The extension adapter may use extension APIs, browser APIs, CDP, or privileged runtime support. It can implement privileged primitives as well as portable primitives.

Embed Adapter

The embed adapter uses ordinary page JavaScript. It implements portable primitives where possible and returns capability_unavailable for privileged operations.

Mobile Adapter

The mobile adapter uses the platform APIs available to the mobile host. It should implement the same primitive contract for every primitive it marks supported.

Conformance Testing

Portable primitives require conformance tests.

For each portable primitive, tests should:

  1. load the same fixture page;
  2. execute the extension implementation;
  3. reset the fixture;
  4. execute the embed/page-JavaScript implementation;
  5. reset the fixture;
  6. execute mobile implementations where available;
  7. compare observable outcomes and structured result shape.

Compare outcomes, not implementation details:

  • DOM state;
  • focused element;
  • typed value;
  • scroll position;
  • emitted events;
  • overlay state;
  • extracted text;
  • result payload;
  • stable error code.

A primitive that cannot pass conformance across the adapters it claims should not be marked portable for those adapters.

Relationship To actions.json

An actions.json tool should reference primitive capabilities rather than embedding hidden executable code.

Example (the shipped workflow shape — steps invoke named primitives from the dictionary):

{
  "name": "results.collect_visible",
  "description": "Collect visible result titles and URLs.",
  "input_schema": { "type": "object", "additionalProperties": false },
  "workflow": {
    "version": 1,
    "expression_language": "jsonata",
    "steps": [
      {
        "id": "readResults",
        "primitive": "browser.extract_elements",
        "args": {
          "item_selector": "[data-result], article",
          "fields": [
            { "name": "title", "selector": "a", "attributes": ["aria-label", "text"] },
            { "name": "url", "selector": "a", "attribute": "href" }
          ]
        }
      }
    ],
    "output": "{% steps.readResults.output %}"
  }
}

This step interpreter is implemented and active: workflow steps call named primitives from the dictionary (not abstract step types), and the engine validates strictly — unknown workflow or step fields are rejected, and when the runtime supplies its primitive dictionary, a step naming an unknown primitive is rejected at validation time rather than failing mid-run. See the format and schema docs for the full step field set (when, for_each, retry_until, settle_after, on_error).

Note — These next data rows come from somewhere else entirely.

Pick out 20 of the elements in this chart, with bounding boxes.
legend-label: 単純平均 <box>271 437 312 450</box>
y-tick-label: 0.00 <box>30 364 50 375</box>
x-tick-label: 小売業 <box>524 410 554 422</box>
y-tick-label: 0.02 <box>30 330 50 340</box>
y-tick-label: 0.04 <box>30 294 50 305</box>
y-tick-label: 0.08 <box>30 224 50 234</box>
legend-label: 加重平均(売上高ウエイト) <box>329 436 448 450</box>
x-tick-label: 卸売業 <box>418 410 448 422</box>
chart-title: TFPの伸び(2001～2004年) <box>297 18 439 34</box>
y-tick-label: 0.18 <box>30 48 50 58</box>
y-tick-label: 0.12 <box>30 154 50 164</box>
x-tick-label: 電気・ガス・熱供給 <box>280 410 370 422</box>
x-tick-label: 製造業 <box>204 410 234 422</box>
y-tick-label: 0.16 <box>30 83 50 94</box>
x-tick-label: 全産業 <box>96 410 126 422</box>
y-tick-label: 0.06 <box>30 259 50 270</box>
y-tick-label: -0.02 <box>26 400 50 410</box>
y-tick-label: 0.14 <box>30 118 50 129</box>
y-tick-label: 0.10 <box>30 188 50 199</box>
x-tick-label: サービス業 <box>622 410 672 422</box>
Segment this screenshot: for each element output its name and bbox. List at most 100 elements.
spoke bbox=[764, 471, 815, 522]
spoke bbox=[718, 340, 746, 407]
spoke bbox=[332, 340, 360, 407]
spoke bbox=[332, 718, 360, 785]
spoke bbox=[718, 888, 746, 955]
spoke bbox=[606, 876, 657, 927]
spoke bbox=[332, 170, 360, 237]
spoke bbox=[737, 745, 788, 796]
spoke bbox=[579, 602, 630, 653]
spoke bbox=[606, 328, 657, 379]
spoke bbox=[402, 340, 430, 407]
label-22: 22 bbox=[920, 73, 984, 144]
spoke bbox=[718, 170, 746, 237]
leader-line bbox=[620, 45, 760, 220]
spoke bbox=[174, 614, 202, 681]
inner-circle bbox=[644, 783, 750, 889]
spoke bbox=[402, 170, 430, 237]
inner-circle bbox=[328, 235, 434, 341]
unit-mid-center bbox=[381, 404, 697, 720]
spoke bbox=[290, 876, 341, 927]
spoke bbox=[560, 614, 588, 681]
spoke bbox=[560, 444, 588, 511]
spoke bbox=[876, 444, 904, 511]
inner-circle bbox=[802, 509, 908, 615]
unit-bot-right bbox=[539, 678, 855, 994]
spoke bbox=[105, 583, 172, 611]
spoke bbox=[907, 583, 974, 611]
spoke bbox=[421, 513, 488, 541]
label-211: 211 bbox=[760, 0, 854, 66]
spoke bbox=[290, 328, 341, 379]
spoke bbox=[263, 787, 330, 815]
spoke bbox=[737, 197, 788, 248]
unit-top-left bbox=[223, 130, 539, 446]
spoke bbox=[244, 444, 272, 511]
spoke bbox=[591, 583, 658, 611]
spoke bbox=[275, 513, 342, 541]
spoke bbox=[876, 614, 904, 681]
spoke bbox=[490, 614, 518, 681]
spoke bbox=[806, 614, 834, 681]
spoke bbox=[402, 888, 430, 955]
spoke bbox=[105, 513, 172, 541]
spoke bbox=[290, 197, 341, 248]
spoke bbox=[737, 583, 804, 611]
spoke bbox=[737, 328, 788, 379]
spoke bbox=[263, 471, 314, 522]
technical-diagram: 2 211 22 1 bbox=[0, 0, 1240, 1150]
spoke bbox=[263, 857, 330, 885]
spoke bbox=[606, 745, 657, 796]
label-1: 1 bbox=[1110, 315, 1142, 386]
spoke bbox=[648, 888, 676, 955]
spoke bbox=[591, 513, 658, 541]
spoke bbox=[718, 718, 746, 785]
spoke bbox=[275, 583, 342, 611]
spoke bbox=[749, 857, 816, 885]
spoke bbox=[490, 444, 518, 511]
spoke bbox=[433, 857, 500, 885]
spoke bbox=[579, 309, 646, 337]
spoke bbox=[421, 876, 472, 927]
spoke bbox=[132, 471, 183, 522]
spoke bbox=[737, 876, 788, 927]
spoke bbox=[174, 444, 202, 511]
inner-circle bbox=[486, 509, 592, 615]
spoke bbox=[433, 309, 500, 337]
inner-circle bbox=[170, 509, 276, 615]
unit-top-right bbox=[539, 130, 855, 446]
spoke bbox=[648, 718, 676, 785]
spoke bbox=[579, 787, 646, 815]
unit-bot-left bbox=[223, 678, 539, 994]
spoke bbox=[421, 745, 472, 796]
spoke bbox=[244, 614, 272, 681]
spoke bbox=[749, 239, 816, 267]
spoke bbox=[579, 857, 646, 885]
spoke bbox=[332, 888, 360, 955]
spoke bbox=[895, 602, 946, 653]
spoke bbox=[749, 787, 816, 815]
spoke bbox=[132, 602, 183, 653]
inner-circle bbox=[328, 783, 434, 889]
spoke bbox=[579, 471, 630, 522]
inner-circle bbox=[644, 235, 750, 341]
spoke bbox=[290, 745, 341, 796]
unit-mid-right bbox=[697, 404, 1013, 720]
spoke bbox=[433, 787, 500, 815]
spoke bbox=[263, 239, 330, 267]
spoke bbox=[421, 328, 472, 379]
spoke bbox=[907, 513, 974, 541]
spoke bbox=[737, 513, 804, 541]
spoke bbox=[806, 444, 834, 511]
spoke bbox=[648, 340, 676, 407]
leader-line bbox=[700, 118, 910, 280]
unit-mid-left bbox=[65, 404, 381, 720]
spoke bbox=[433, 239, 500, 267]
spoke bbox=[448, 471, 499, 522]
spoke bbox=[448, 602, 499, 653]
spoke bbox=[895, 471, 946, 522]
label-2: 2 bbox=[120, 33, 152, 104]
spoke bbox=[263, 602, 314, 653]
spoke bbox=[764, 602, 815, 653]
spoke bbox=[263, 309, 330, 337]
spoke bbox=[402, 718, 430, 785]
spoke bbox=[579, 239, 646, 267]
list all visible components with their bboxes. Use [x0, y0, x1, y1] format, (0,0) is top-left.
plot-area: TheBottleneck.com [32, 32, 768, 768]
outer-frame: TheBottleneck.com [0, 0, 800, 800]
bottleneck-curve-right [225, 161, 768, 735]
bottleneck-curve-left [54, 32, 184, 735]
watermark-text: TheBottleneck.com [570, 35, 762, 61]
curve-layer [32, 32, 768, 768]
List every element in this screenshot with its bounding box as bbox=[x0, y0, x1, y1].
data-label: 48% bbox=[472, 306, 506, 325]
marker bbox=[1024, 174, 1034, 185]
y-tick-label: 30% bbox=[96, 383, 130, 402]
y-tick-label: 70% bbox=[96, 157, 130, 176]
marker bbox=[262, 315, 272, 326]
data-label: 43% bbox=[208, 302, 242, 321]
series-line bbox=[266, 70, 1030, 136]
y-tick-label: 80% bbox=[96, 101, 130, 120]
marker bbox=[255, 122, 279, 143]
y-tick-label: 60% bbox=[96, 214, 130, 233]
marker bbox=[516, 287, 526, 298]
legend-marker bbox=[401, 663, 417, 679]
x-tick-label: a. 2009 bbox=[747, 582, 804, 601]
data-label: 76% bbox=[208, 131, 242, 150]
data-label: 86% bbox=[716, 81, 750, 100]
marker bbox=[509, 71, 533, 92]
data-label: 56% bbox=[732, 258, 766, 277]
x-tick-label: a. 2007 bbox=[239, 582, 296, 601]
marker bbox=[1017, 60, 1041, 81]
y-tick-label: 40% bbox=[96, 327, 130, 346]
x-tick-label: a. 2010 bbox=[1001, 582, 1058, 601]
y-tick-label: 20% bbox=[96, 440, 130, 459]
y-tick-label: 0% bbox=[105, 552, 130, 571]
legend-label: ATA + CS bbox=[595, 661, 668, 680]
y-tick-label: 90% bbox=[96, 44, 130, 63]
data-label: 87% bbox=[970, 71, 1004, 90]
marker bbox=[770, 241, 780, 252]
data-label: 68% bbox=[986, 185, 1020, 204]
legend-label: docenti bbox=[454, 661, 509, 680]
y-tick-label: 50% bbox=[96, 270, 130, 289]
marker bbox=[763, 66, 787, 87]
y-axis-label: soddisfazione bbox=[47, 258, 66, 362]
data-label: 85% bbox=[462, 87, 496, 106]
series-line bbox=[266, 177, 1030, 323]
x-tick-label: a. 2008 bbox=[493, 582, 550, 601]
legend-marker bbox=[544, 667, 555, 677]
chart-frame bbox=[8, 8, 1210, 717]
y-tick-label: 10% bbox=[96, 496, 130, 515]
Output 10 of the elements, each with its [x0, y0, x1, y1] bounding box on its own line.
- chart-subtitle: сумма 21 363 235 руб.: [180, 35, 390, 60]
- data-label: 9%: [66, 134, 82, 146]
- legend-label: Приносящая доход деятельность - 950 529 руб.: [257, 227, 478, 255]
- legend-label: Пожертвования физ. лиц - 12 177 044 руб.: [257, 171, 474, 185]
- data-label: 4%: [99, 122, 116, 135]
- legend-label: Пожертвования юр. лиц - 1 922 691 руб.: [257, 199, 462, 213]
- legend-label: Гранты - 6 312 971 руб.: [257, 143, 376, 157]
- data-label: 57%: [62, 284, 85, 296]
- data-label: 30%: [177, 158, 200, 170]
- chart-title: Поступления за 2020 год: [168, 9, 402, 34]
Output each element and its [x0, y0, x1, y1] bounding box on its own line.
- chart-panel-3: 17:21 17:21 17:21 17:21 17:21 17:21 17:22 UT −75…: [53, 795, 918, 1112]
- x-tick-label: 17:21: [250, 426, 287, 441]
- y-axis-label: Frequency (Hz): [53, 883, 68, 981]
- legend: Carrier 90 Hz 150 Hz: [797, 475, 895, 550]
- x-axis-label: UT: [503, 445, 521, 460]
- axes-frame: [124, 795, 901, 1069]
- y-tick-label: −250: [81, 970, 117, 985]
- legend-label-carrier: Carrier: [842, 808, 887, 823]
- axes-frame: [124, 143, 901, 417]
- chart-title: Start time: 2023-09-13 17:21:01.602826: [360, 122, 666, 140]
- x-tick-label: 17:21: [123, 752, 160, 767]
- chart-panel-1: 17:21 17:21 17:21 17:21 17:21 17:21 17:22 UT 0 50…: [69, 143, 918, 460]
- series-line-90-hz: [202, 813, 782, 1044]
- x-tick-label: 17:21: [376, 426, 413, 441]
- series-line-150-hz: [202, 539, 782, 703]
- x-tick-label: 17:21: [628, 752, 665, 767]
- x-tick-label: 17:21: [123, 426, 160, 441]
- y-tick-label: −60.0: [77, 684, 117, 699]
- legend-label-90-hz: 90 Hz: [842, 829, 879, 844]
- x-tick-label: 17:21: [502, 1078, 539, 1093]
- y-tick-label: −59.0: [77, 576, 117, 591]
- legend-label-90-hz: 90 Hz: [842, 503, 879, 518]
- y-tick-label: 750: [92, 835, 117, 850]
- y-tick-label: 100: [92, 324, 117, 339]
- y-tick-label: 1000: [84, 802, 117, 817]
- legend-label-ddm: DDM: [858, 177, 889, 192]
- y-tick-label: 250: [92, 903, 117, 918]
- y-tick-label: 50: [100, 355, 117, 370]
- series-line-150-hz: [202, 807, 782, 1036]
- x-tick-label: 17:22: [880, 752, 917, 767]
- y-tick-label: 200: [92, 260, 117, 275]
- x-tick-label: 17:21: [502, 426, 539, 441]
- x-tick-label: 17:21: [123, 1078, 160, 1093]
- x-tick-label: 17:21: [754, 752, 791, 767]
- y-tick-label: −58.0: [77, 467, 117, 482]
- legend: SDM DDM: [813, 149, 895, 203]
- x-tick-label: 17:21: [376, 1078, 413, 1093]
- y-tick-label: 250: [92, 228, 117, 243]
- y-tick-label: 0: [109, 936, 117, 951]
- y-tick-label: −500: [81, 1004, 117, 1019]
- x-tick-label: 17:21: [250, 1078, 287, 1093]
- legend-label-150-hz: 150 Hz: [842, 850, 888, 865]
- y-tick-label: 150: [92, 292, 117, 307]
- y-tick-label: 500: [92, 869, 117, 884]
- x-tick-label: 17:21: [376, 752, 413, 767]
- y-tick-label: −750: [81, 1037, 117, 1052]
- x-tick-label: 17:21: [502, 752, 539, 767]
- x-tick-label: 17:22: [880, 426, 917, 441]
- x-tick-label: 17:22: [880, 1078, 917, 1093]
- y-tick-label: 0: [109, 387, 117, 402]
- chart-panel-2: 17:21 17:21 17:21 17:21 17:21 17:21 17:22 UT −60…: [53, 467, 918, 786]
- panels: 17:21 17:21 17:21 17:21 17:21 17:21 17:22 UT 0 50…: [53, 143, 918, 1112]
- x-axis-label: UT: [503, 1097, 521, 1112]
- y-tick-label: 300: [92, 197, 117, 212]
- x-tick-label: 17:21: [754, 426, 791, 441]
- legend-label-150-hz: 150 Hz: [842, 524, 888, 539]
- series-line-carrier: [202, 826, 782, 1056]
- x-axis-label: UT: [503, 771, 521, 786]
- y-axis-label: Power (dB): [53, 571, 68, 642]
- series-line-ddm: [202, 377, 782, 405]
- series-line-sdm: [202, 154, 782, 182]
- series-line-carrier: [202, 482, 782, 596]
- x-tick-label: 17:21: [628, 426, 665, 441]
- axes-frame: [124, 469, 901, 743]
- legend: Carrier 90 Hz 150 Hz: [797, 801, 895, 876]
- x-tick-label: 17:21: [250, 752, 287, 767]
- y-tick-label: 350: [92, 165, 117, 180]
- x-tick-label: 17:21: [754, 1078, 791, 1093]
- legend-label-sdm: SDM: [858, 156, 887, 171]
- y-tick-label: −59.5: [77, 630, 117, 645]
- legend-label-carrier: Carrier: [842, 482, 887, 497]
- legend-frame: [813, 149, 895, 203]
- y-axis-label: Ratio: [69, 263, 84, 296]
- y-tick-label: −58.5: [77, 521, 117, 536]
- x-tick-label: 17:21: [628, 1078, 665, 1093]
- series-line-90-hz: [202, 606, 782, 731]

If a tool requires privileged capability, say so:

{
  "name": "debug.capture_page",
  "description": "Capture a true browser screenshot for authoring diagnostics.",
  "requires": ["browser.screenshot"],
  "portable": false
}

Non-Goals

The primitive dictionary is not:

  • an arbitrary remote-code loading mechanism;
  • a hidden automation binary;
  • a promise that privileged browser features work in embeds;
  • a commitment to one browser automation provider;
  • a substitute for explicit user authorization and storage visibility rules.